As part of the Art in Public Places Program, Palmetto Bay’s new obelisk in the traffic circle located at SW 168th Street and Galloway Road soon will be getting an imaginative artistic “makeover” that will transform it into something unique called Balance of Life.
Joshua Wiener, a second generation sculptor from Boulder, CO, who has exhibited and participated in sculpture symposiums nationwide, and in India and Japan as well, was selected by the village council during the Monday, Feb. 7 meeting. He was one of three finalists from 20 overall entrants.
Wiener, who began stone sculpting in 1994, was given the commission to create a sculptural treatment for the obelisk based on his previous work and his proposal.
In his presentation to the Art in Public Places Committee and to the village council, Wiener conveyed his enthusiasm.
“This project excites me for so many reasons,” Wiener said. “I am inspired by the natural beauty of Palmetto Bay, the obelisk, and the efforts for sustainability by the city. It relates to all of my efforts as an artist and an environmental advocate.
“ Balance of Life is about inspiring environmental stewardship,” he added. “The intent of this piece is to present a flow of fish in a way that draws a relationship between good policy and a robust environment.”
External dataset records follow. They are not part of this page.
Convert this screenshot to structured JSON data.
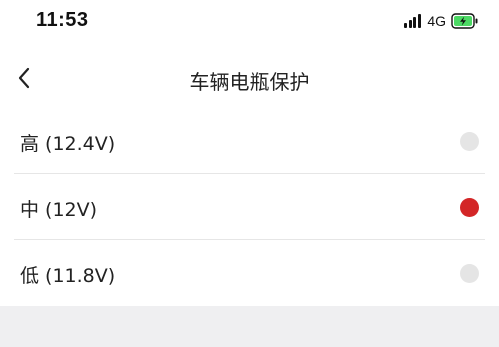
{
  "status_bar": {
    "time": "11:53",
    "network": "4G",
    "signal_icon": "cellular-signal-icon",
    "battery_icon": "battery-charging-icon",
    "battery_color": "#4cd964"
  },
  "nav": {
    "back_icon": "chevron-left-icon",
    "title": "车辆电瓶保护"
  },
  "options": [
    {
      "label": "高 (12.4V)",
      "selected": false
    },
    {
      "label": "中 (12V)",
      "selected": true
    },
    {
      "label": "低 (11.8V)",
      "selected": false
    }
  ],
  "colors": {
    "selected": "#d32627",
    "unselected": "#e5e5e5",
    "footer_bg": "#efeff1"
  }
}
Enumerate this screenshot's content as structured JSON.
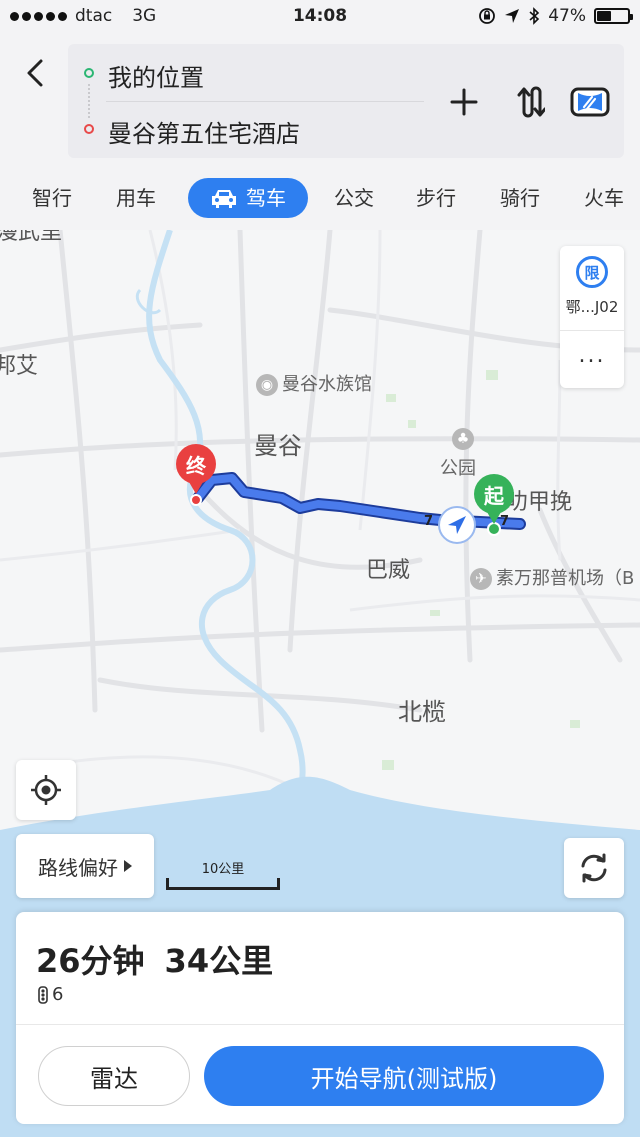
{
  "status_bar": {
    "carrier": "dtac",
    "network": "3G",
    "time": "14:08",
    "battery": "47%",
    "battery_level": 0.47
  },
  "route_input": {
    "start": "我的位置",
    "destination": "曼谷第五住宅酒店"
  },
  "transport_modes": [
    "智行",
    "用车",
    "驾车",
    "公交",
    "步行",
    "骑行",
    "火车"
  ],
  "active_mode": "驾车",
  "map": {
    "labels": {
      "edge_top": "漫武里",
      "edge_left": "邦艾",
      "aquarium": "曼谷水族馆",
      "bangkok": "曼谷",
      "park": "公园",
      "lat_krabang": "叻甲挽",
      "bang_wua": "巴威",
      "airport": "素万那普机场（B",
      "bang_bo": "北榄"
    },
    "markers": {
      "end": "终",
      "start": "起"
    },
    "route_badges": {
      "left": "7",
      "right": "7"
    },
    "side_panel": {
      "limit_badge": "限",
      "plate": "鄂...J02",
      "more": "..."
    },
    "route_preference": "路线偏好",
    "scale_label": "10公里"
  },
  "route_summary": {
    "duration": "26分钟",
    "distance": "34公里",
    "traffic_lights": "6"
  },
  "buttons": {
    "radar": "雷达",
    "start_navigation": "开始导航(测试版)"
  },
  "colors": {
    "accent": "#2E7FF0",
    "route": "#3E6FE6",
    "start_marker": "#36B25A",
    "end_marker": "#E94040",
    "water": "#BFDDF3"
  }
}
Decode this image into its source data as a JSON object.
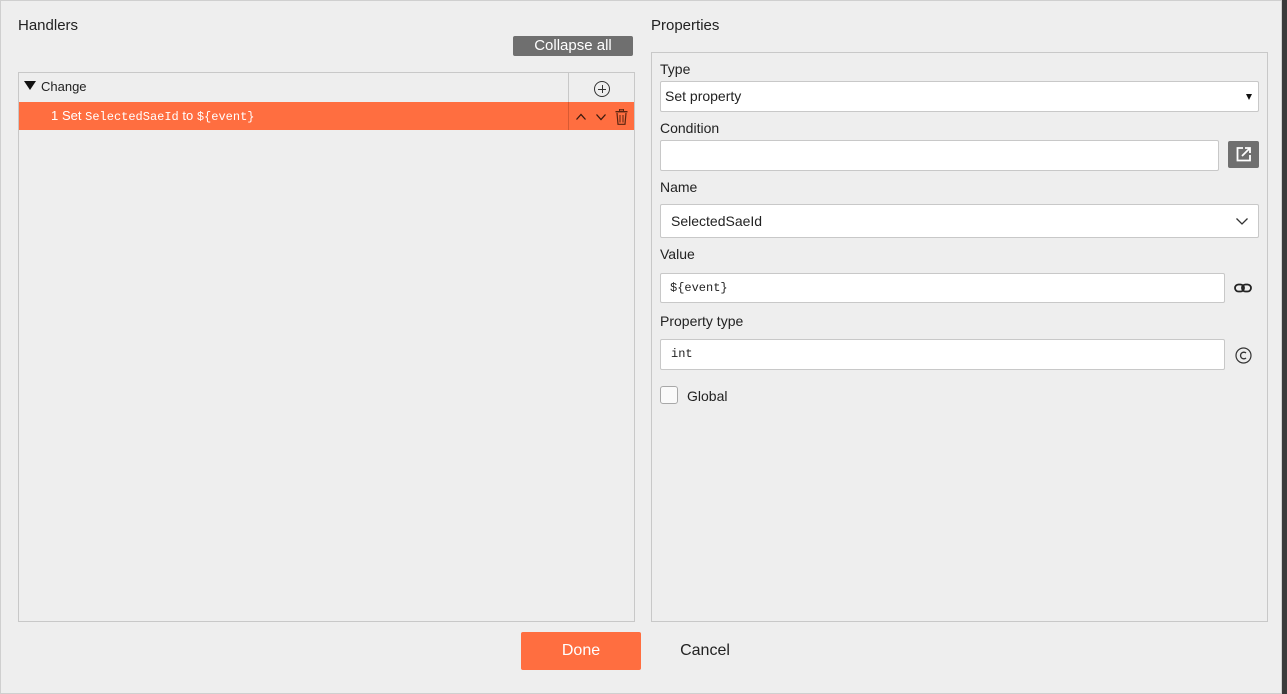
{
  "handlers": {
    "title": "Handlers",
    "collapse_all_label": "Collapse all",
    "group": {
      "label": "Change",
      "add_icon": "plus-circle-icon",
      "actions": [
        {
          "index": "1",
          "verb": "Set",
          "property": "SelectedSaeId",
          "connector": "to",
          "value": "${event}"
        }
      ]
    }
  },
  "properties": {
    "title": "Properties",
    "type": {
      "label": "Type",
      "value": "Set property"
    },
    "condition": {
      "label": "Condition",
      "value": "",
      "button_icon": "open-external-icon"
    },
    "name": {
      "label": "Name",
      "value": "SelectedSaeId"
    },
    "value": {
      "label": "Value",
      "value": "${event}",
      "icon": "link-icon"
    },
    "property_type": {
      "label": "Property type",
      "value": "int",
      "icon": "copyright-icon"
    },
    "global": {
      "label": "Global",
      "checked": false
    }
  },
  "footer": {
    "done_label": "Done",
    "cancel_label": "Cancel"
  },
  "colors": {
    "accent": "#ff6e40",
    "button_gray": "#6f6f6f",
    "background": "#eeeeee"
  }
}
Efren Nuñez, the village zoning administrator/ planner who is in charge of the Art in Public Places program, explained how it came about.
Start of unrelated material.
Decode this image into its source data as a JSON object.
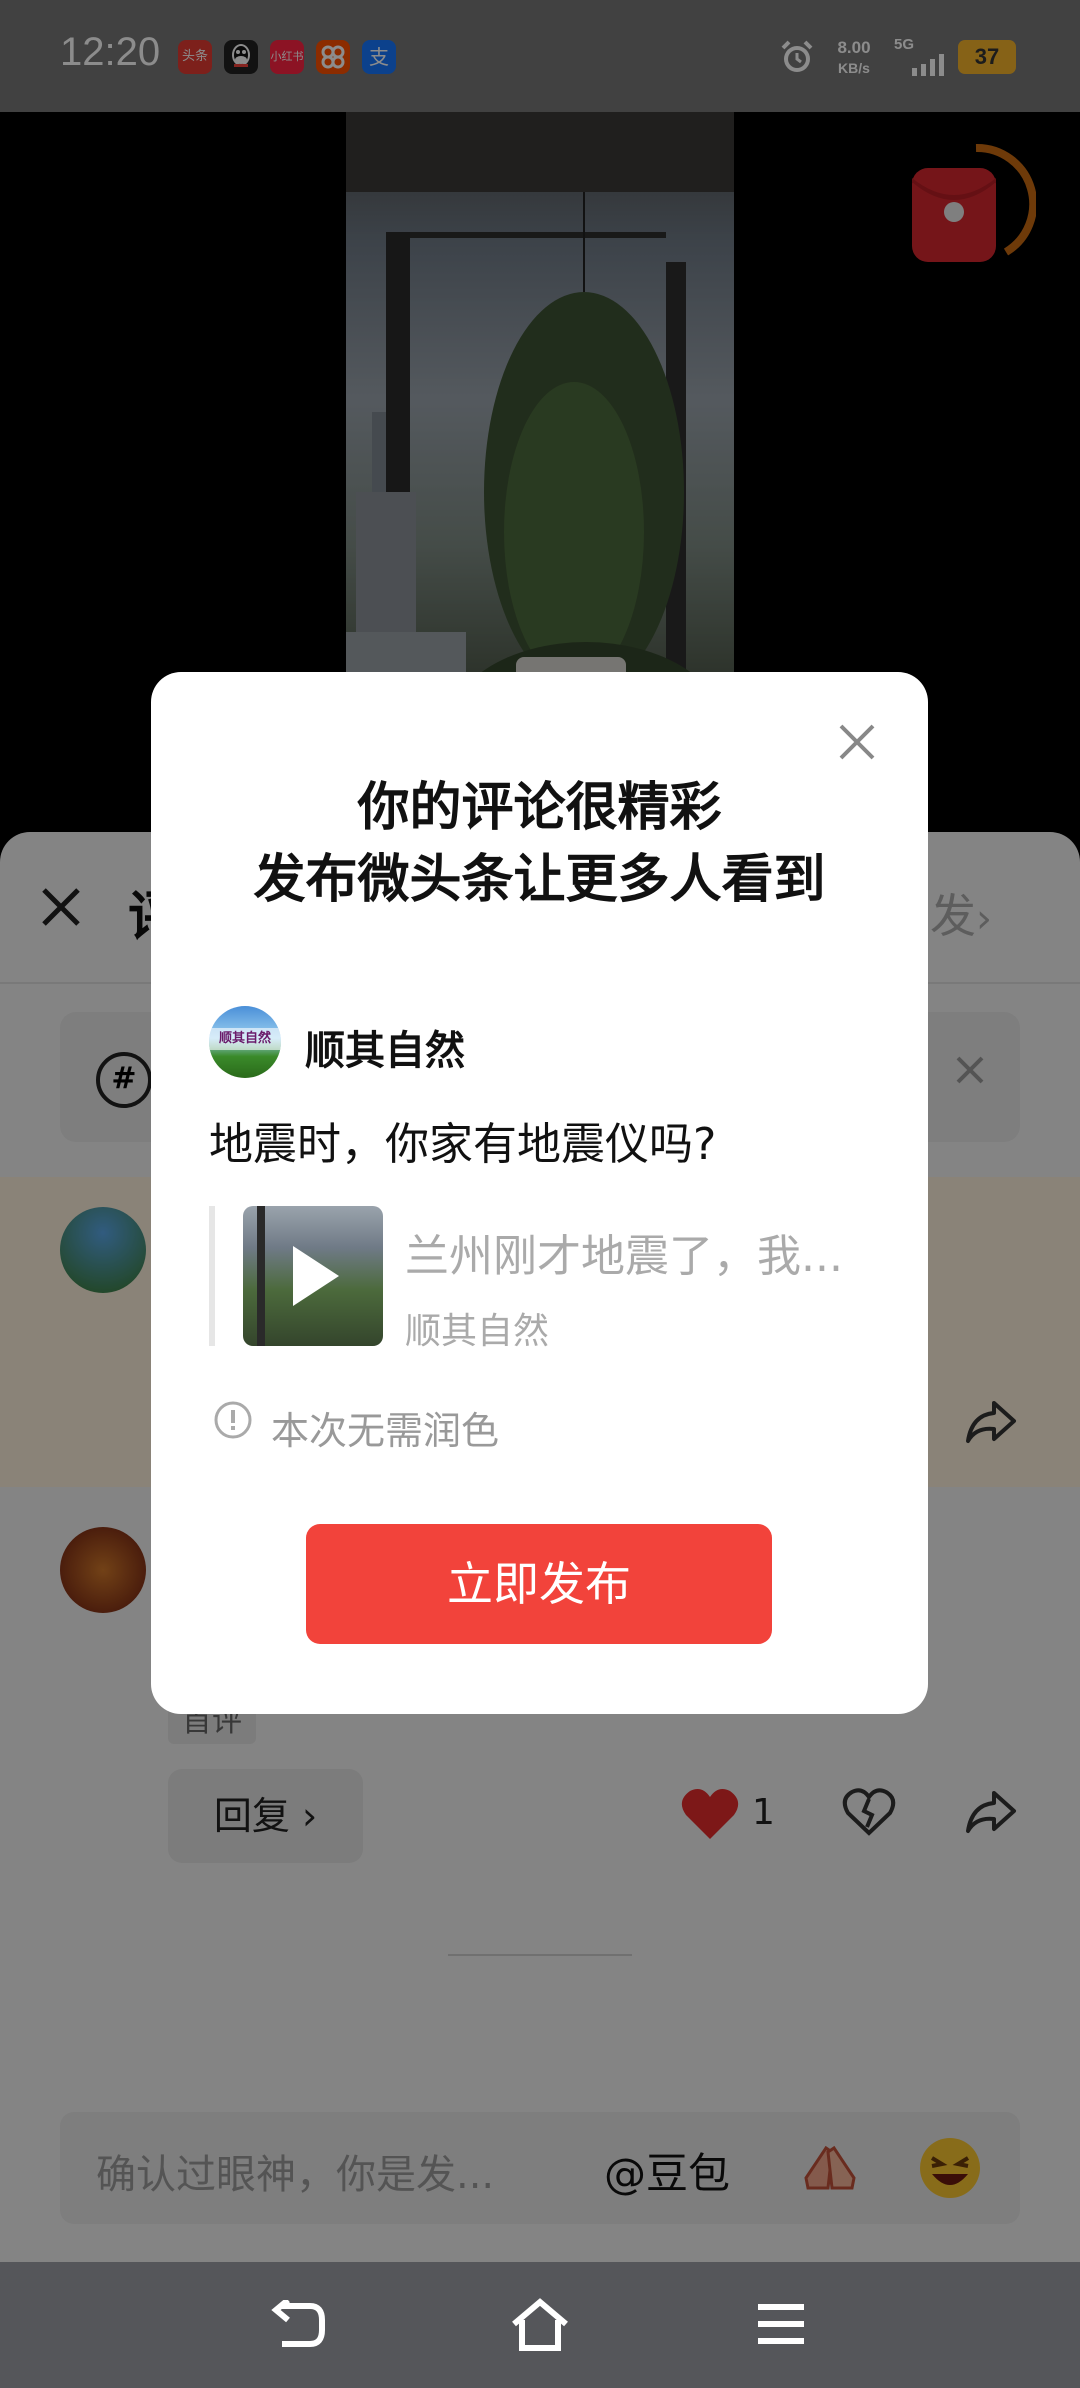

“The village issued an RFP, in this case a request for proposals from artists, which went into a national database. The advisory board then went through all the submissions and selected the top four, of which two were local Miami-Dade County artists and the other two were from the west coast.”
Nuñez said that the village paid each of the top four artists a stipend of $1,000 to come up with a design, and then those were presented to the advisory board for them to study and to score, and then the top three were given to the village council with the board’s recommendations.
“The basic elements of the obelisk and fountain are of course already completed,” Nuñez said. “What we’re adding is an artistic element to the fountain. The artist has to sculpt and cast the fish, and the structure will have to reincorporate the jet streams for the water element.”
Village officials are expecting a May 9 deadline for the completion and installation of the artwork, according to Nuñez.
“The sculpture with the fish wraps around the obelisk, and it looks as if it’s moving as you drive around it in your vehicle,” Nuñez said. “In the daytime the fountain has a cascading water effect. At night the fountain turns off and it has some animation of lights.”
Residents can get a preview of how the completed fountain will look both by day and by night, thanks to a video created by the artist which has been posted on the village’s official website at www.palmettobay-fl.gov/.
“The bulk of the money comes from the private sector,” Nuñez said. “The new Walgreen’s, the addition of the garage at BMW, those contributed to the public art fund. But we’re also mandated under the Miami-Dade County ordinance to allocate 1.5 percent of construction toward the acquisition of public art. Our contribution to the fountain was only $8,000, but it’s a $50,000 project.”
For the artist, the fountain is all about man’s interaction with nature. With his philosophy regarding the environment and humankind’s responsibilities to it, he said he was energized by the community’s sense of purpose.
“The core of what really excited me about this project was all of the far-reaching efforts for sustainability that are going on in the area, with the new Village Hall getting a Platinum Certification from LEED, what’s been going on with the Deering Estate with all of their supervision and observation of the environment, and the Cutler re-hydration project,” Wiener said.
“So that inspired me. Then the actual space that I got to create in is the ideal canvas to be working with, the obelisk and water feature and the way people enter the space. For an artist that does installations of large sculpture, if you can control how people approach the space and move around it, you’re able to utilize their perspective to create an effect.”
Nuñez thinks the project will have a lot of beneficial impact on the community, now and for years to come.
“It’s going to be one of our most welldefined landmarks in the village that’s not a building,” Nuñez said. “The other major component is that the artist will be working with two local schools to teach students about the process and incorporate the community as part of the artwork themselves, so they can have a hands-on experience with the project.”